Geschichte als mittelalterlicher Hintergrund unseres mittelalterlichen Lagers

Eine Mittelalterdarstellung ist ein kleiner Ausschnitt aus dem damaligen Zeitgeschehen. Um den Besucher eine Erklärung über diesen Ausschnitt zu geben, kann man eine Geschichte als Erklärung erfinden.
Grundsätzlich wohnte man früher ja dauerhaft nicht in Zelten, aber mit unserer Geschichte begründen wir, gerade im Zelt unterwegs zu sein. Es wäre ja sonst auch schwierig ein entspr.
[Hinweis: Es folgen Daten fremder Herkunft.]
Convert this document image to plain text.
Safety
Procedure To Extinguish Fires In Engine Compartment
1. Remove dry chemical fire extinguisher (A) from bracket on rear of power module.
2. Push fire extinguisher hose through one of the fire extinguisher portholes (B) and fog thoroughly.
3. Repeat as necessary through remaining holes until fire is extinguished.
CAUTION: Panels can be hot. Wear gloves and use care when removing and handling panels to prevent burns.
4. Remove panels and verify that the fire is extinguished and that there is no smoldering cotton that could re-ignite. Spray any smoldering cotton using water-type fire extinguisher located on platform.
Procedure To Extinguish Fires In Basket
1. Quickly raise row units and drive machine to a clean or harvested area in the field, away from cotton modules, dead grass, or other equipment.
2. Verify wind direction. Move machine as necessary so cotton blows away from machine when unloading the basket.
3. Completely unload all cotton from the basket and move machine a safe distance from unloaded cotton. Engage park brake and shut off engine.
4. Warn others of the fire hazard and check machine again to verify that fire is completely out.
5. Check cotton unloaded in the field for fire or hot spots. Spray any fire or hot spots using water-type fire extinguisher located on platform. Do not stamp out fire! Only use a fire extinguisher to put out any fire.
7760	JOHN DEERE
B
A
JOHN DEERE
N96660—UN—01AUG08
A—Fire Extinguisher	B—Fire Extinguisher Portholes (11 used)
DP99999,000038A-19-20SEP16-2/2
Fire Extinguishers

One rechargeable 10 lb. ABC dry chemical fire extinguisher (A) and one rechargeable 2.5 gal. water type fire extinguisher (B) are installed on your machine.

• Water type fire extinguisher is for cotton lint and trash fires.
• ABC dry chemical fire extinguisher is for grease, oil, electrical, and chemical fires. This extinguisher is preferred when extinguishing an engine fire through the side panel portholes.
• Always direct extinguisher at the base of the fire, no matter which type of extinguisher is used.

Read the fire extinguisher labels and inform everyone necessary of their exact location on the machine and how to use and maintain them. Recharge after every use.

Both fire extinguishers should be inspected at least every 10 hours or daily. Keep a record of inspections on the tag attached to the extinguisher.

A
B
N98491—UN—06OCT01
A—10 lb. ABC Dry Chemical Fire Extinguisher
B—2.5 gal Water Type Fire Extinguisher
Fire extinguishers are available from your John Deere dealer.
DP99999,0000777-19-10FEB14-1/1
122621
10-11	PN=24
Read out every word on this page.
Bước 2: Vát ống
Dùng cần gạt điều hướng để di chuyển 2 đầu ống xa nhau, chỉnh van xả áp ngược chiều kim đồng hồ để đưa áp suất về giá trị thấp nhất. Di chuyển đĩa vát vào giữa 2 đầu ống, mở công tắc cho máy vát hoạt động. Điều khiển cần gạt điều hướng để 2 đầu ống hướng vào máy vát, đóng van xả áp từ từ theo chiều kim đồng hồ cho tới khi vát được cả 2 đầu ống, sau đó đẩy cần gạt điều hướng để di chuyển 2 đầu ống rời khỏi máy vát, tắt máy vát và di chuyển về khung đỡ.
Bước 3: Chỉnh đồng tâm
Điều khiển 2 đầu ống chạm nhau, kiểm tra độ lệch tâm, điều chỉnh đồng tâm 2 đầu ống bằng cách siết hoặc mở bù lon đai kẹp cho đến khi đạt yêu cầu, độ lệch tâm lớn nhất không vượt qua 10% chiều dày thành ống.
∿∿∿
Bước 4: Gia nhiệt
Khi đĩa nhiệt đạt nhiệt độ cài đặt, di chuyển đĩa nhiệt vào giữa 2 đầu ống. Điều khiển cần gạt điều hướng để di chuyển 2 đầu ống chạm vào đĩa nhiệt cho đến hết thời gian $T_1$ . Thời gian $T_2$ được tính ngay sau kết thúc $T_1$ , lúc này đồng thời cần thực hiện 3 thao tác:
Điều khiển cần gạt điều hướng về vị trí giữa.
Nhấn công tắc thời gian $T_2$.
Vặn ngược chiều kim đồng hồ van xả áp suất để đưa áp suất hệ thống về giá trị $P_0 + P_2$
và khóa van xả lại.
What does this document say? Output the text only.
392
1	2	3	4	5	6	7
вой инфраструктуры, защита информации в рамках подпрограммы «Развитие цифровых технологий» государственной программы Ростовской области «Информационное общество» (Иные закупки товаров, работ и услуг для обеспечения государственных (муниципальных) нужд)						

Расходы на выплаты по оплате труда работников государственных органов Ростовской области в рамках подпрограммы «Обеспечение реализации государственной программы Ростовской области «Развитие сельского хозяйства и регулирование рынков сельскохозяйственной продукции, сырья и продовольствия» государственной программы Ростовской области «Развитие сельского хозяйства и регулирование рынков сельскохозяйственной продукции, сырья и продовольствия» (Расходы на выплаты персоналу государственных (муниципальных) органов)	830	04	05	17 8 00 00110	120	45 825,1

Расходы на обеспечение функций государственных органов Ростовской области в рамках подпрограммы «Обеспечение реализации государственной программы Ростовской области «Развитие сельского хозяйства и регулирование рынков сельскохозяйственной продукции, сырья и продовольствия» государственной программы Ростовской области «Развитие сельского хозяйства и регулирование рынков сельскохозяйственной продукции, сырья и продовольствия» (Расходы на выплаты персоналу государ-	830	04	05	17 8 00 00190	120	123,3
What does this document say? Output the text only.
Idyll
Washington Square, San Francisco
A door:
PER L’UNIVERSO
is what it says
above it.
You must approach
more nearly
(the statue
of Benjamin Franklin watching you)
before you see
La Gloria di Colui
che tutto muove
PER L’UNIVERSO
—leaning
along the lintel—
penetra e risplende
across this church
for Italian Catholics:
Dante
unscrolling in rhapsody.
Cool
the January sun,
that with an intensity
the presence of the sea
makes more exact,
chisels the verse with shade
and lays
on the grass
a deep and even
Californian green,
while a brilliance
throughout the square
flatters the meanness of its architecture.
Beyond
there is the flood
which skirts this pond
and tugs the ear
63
Hütte für ein Wochenende zu errichten und anschließend spurlos wieder abzubauen:

 

Von Reisenden erfuhren die Ältesten unserer Sippe im Jahre 626 von den Sieg der Sachsen unter Bertoald über die Franken unter Dagobert und
wie diese wiederum an der Weser von den Franken unter Chlotar den II. geschlagen wurden.
Auch von der Niederlage der Sorben bei Rodolstadt im Jahre 633 durch Radulf und wie 636 der Bretonen-Stamm von den Franken unterworfen wurde,
erfuhren sie.

Wir befinden uns im Jahre 663 und durch die laufenden Schlachten und die Unruhen suchen wir in Thoringi (Thüringen) neues Land zur Feld- und Viehnutzung zur Gründung eines Anwesens. Mit Weib und Kinde durchziehen wir das weite, mit dichten Wäldern und Sümpfen bedeckte, fast unbesiedelte Land und hoffen auf die Hilfe unserer Götter.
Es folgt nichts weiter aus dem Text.